TopCoder Username

Another common source of interview questions is TopCoder, a site that hosts a huge variety of developer competitions. They have a standard format for tests, presented in their How to dissect a TopCoder problem statement page.

As example, they provides a few questions they have used in the past. First of them is the UserName problem. In a handful of words, we have to write a function that ensures the chosen username is available or, if not, propose a viable alternative.

I simplified a bit the required interface, tailoring it for C++. Now, my requirements are that we should write a function respecting this prototype:

std::string check(const std::string& input, const std::vector<std::string>& existing);

Where input is the username submitted by the user and existing is the list of already taken usernames. The function has to return a valid username, preferably the one chosen by the user. If the requested username is already taken, we will return it with a concatenated number - the smallest, the better.

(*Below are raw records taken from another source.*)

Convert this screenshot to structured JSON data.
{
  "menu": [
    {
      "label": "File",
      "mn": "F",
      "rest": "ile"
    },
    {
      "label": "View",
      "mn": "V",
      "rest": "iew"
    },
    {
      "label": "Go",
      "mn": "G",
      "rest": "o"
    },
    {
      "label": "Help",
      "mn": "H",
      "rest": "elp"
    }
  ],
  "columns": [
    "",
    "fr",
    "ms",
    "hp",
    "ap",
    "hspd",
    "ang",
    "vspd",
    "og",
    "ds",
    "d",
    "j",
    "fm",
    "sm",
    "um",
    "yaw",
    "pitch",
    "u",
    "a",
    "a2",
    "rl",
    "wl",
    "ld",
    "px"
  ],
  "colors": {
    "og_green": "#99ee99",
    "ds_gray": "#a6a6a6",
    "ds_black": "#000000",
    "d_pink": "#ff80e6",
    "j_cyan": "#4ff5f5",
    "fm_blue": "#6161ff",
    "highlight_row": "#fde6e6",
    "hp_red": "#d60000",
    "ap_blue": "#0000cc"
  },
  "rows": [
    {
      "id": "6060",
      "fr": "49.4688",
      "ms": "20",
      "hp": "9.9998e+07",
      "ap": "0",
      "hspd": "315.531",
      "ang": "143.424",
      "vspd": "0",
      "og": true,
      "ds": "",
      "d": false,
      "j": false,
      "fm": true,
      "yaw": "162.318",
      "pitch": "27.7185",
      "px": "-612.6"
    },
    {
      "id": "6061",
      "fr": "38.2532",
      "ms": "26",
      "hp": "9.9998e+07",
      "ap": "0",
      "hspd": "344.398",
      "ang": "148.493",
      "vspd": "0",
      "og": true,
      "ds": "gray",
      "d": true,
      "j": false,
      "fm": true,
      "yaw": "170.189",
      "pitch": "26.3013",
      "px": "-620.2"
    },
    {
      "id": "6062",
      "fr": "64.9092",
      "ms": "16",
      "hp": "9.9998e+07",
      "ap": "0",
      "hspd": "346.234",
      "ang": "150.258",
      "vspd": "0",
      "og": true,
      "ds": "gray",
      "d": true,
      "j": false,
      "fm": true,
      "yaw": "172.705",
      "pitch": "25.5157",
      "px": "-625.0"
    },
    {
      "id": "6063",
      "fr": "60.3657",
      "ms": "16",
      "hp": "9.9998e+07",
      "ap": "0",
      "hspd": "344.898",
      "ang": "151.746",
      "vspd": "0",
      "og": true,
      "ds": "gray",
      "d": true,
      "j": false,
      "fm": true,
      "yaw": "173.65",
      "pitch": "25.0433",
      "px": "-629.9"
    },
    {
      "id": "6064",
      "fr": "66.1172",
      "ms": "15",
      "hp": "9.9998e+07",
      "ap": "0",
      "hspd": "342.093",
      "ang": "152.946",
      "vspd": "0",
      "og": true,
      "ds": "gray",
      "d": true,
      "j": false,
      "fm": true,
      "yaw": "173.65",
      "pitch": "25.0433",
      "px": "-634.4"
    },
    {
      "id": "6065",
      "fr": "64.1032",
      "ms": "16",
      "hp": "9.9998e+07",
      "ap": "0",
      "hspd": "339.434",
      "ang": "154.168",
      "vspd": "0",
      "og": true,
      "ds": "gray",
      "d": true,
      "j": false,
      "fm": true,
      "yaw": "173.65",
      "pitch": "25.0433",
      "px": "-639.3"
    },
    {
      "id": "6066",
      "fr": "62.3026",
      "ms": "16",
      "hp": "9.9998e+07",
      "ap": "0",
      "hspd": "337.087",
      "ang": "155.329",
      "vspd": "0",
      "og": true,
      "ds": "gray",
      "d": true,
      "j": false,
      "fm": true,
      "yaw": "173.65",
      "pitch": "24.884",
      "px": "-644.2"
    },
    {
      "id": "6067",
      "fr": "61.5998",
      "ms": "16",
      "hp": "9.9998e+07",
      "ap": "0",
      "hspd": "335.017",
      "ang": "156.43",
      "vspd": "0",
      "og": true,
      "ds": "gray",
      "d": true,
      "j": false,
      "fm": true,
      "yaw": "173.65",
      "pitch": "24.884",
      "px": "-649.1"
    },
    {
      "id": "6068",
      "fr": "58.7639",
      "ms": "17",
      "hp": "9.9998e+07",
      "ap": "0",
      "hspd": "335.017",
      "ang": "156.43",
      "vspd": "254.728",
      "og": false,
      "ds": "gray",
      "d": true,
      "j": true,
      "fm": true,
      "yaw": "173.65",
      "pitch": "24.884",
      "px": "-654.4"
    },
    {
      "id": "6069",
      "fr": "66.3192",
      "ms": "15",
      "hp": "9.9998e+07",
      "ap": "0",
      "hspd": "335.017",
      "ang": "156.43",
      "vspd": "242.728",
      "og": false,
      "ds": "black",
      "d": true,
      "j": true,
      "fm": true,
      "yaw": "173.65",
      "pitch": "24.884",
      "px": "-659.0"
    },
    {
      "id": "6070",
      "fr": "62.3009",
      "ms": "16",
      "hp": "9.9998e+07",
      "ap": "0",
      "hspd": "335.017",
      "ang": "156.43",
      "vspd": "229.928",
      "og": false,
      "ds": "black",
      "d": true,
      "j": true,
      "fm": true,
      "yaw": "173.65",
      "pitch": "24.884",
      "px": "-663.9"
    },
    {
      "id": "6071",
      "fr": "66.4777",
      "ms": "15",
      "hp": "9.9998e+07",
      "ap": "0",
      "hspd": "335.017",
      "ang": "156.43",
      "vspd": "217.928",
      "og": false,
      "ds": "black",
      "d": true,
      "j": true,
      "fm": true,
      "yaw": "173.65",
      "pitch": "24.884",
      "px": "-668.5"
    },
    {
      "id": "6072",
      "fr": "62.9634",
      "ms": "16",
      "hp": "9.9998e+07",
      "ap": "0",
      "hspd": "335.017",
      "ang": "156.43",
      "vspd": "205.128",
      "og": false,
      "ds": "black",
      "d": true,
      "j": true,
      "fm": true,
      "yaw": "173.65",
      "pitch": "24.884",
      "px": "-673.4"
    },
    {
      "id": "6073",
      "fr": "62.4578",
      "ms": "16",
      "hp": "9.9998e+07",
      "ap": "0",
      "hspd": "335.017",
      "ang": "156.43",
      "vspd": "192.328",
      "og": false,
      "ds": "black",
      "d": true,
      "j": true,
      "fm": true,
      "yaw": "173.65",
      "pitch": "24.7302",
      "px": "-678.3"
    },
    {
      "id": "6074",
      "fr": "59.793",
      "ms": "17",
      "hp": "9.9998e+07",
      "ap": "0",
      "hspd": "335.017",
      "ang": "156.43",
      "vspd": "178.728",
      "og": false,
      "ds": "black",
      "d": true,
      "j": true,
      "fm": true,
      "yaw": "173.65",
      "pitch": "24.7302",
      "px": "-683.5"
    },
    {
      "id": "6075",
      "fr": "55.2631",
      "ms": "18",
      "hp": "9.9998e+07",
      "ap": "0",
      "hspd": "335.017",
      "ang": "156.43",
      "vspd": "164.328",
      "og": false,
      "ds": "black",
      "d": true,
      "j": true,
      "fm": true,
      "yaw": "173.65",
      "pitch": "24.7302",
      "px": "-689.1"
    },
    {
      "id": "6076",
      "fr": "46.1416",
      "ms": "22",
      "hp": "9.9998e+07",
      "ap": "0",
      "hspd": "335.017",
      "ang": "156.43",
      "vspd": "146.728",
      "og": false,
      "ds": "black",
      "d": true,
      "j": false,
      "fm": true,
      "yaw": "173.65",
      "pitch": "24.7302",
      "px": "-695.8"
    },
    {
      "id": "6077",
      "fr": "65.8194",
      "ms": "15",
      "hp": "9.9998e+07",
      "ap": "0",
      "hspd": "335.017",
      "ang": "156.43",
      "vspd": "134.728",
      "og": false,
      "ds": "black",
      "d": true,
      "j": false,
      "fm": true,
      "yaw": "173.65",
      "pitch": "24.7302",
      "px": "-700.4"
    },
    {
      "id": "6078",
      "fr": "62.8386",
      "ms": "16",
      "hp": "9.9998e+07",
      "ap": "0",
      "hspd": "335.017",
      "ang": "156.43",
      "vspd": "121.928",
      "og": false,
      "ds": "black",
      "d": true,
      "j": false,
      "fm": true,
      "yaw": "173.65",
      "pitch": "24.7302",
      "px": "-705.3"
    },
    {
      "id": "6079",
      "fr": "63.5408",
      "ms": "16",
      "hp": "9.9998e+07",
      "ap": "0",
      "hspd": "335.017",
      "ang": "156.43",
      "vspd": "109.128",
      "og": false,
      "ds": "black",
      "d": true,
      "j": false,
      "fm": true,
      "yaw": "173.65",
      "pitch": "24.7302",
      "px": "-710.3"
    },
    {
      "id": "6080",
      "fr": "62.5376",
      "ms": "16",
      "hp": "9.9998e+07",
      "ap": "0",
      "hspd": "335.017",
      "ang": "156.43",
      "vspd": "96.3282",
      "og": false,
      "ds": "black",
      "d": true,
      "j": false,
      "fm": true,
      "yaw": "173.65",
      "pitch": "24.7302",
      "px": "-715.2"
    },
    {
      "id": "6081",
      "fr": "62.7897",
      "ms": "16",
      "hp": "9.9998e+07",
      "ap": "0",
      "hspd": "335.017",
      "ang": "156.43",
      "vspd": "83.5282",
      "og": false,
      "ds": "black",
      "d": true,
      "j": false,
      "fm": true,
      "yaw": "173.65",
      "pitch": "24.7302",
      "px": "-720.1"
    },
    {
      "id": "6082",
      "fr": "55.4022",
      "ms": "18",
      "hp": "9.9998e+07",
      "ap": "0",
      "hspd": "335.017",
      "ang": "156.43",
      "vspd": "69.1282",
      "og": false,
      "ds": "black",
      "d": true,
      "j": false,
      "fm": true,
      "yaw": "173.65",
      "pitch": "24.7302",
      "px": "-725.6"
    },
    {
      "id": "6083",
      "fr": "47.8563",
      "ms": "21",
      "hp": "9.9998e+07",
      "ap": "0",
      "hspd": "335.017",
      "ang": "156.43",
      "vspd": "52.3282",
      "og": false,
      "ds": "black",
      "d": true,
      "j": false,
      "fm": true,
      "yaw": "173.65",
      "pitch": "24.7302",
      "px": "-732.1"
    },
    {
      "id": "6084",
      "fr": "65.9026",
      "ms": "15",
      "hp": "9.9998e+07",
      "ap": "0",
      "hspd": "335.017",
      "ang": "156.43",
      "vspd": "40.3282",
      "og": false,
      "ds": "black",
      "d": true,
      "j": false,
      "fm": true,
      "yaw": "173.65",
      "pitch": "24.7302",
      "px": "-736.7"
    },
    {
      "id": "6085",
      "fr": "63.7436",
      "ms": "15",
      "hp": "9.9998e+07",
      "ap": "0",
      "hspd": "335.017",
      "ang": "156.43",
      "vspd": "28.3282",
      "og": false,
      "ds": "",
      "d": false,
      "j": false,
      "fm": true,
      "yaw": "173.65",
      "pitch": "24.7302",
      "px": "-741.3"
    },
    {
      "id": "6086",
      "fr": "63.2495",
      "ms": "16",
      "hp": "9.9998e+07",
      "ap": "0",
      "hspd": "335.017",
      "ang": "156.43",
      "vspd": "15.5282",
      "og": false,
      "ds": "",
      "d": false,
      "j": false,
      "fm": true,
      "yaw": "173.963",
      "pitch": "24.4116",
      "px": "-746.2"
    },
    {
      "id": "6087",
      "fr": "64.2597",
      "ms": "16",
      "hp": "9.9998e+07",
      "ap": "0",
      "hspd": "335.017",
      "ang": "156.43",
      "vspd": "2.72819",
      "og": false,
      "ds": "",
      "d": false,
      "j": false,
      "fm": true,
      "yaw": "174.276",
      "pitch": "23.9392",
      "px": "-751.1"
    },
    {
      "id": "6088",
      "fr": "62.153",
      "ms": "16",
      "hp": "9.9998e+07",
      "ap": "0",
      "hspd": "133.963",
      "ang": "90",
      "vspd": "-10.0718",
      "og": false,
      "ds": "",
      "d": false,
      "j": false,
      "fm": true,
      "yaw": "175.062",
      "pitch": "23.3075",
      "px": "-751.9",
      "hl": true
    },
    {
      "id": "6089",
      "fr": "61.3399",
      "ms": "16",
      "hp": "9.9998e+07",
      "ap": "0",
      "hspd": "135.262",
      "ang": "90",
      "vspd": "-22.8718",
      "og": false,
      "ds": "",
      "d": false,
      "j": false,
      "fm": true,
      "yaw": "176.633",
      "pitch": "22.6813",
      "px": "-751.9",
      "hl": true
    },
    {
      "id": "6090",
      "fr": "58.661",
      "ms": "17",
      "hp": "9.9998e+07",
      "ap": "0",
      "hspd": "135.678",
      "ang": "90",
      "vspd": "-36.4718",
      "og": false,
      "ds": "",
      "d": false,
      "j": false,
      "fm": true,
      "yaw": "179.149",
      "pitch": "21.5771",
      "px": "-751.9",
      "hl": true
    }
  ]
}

As usual, before start coding, I have written a few testcases. Here is just one of them:

TEST(Username, Case0)
{
  std::string input("MyUsername");
  std::vector<std::string> existing = { "Taken", "Someone", "Hello", "Nickname", "User" }; // 1 

  ASSERT_EQ(input, check(input, existing)); // 2
}

1. I have written this code on a recent GCC compiler, so I took advantage of C++11 initialization for STL vectors.
2. The passed username is not among the list of already existing ones, so I expect to get it back as result of function call.

And here is my solution:

std::string check(const std::string& input, const std::vector<std::string>& existing)
{
  std::set<std::string> orderedNames(existing.begin(), existing.end()); // 1
  if(orderedNames.find(input) == orderedNames.end()) // 2
    return input;

  for(int i = 1; ; ++i) // 3
  {
    std::string candidate = input + boost::lexical_cast<std::string>(i); // 4
    if(orderedNames.find(candidate) == orderedNames.end())
      return candidate;
  }

  // we should never reach here
  throw new std::exception();
}

1. Seeing the requirements, the expected code complexity is not an issue, still I reckoned it was wise to be prepared for a huge vector of existing usernames. In that case, it is worthy to create a set so that we have them ordered, and looking for an element has a cheap O(log n) cost.
2. If the input is not among the existing items, return it.
3. We check until we find a good alternative candidate - so, I used an open ended for loop.
4. Username candidates are build concatenating the user input with a integer, starting from 1. Among the many possible ways of converting an int to a string, I've chosen the boost lexical cast.